The factory made cotton swabs; in fact, the very swabs the police used to take DNA samples.
You guessed the rest: the factory made swabs for general medical use rather than for analytical purposes. The swabs were sufficiently sterile but not made in an airtight, DNA-clean environment. Police had read a factory worker’s DNA that was already on swabs used at six murder scenes – likely unrelated.
Now I can’t help wondering if there’s an experienced Finnish guy in charge of opening the incoming position at the German DNA labs where our ethnicity tests were processed. It’s not his fault, he’s the new kid after all. As far as I know, he had to step in at the last minute to replace the Central American exchange student they were hiring.

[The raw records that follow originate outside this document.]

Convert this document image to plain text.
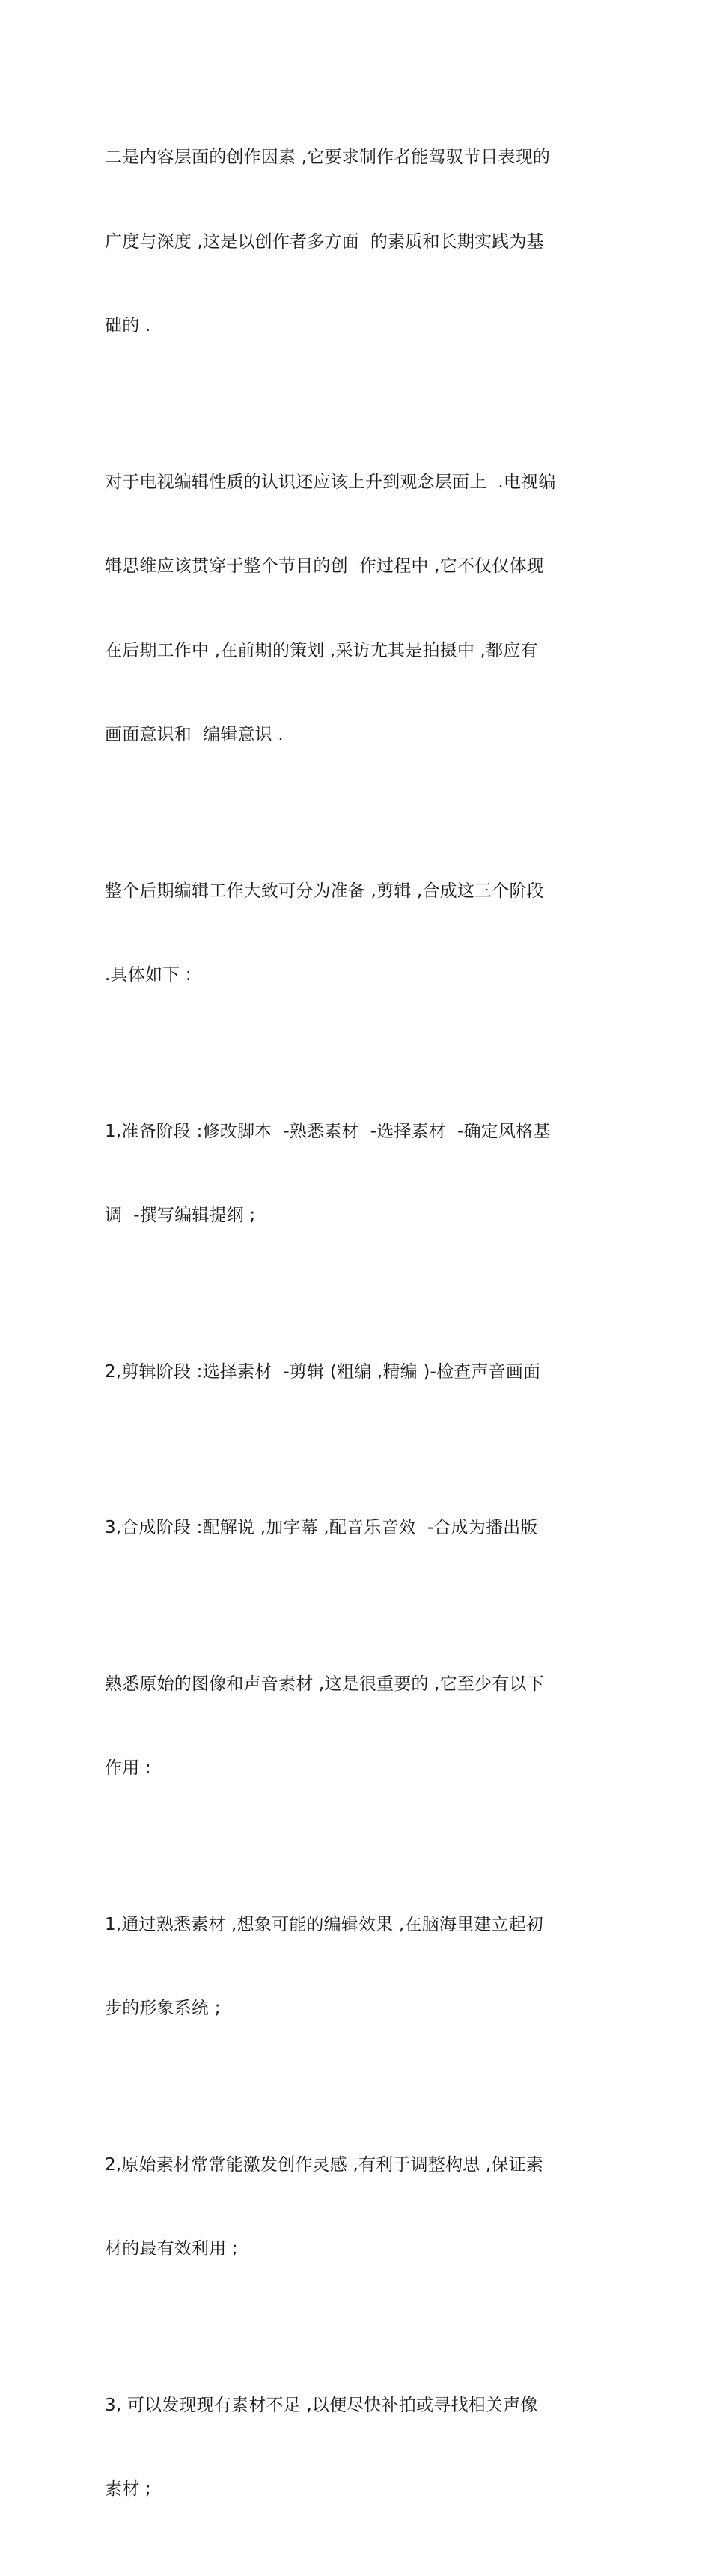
二是内容层面的创作因素 ,它要求制作者能驾驭节目表现的

广度与深度 ,这是以创作者多方面  的素质和长期实践为基

础的 .

对于电视编辑性质的认识还应该上升到观念层面上  .电视编

辑思维应该贯穿于整个节目的创  作过程中 ,它不仅仅体现

在后期工作中 ,在前期的策划 ,采访尤其是拍摄中 ,都应有

画面意识和  编辑意识 .

整个后期编辑工作大致可分为准备 ,剪辑 ,合成这三个阶段

.具体如下 :

1,准备阶段 :修改脚本  -熟悉素材  -选择素材  -确定风格基

调  -撰写编辑提纲 ;

2,剪辑阶段 :选择素材  -剪辑 (粗编 ,精编 )-检查声音画面

3,合成阶段 :配解说 ,加字幕 ,配音乐音效  -合成为播出版

熟悉原始的图像和声音素材 ,这是很重要的 ,它至少有以下

作用 :

1,通过熟悉素材 ,想象可能的编辑效果 ,在脑海里建立起初

步的形象系统 ;

2,原始素材常常能激发创作灵感 ,有利于调整构思 ,保证素

材的最有效利用 ;

3, 可以发现现有素材不足 ,以便尽快补拍或寻找相关声像

素材 ;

It’s a shame, because a trace of Finnish would have bolstered my thoroughbred Eurovision credentials by an extra percent. Don’t worry, though: every Eurovision entry this year is desperately trying to ring Eastern Europe in order to win more votes.
Ethnically speaking – and I finally have the data to prove it – I can’t lose.
Youtube video

Alistair Dabbs is a freelance tech enthusiast, juggling tech journalism, training, and digital publishing. He apologizes for making repeated references to the Eurovision Song Contest, partly to American readers who don’t know what it is, but even more so to European and Australian readers who do. For the latter, know that you only have two months left to book your vacation abroad to escape the nonsense of Eurovision. It suggests Central America. More to Autosave is for Wimps and @alidabbs.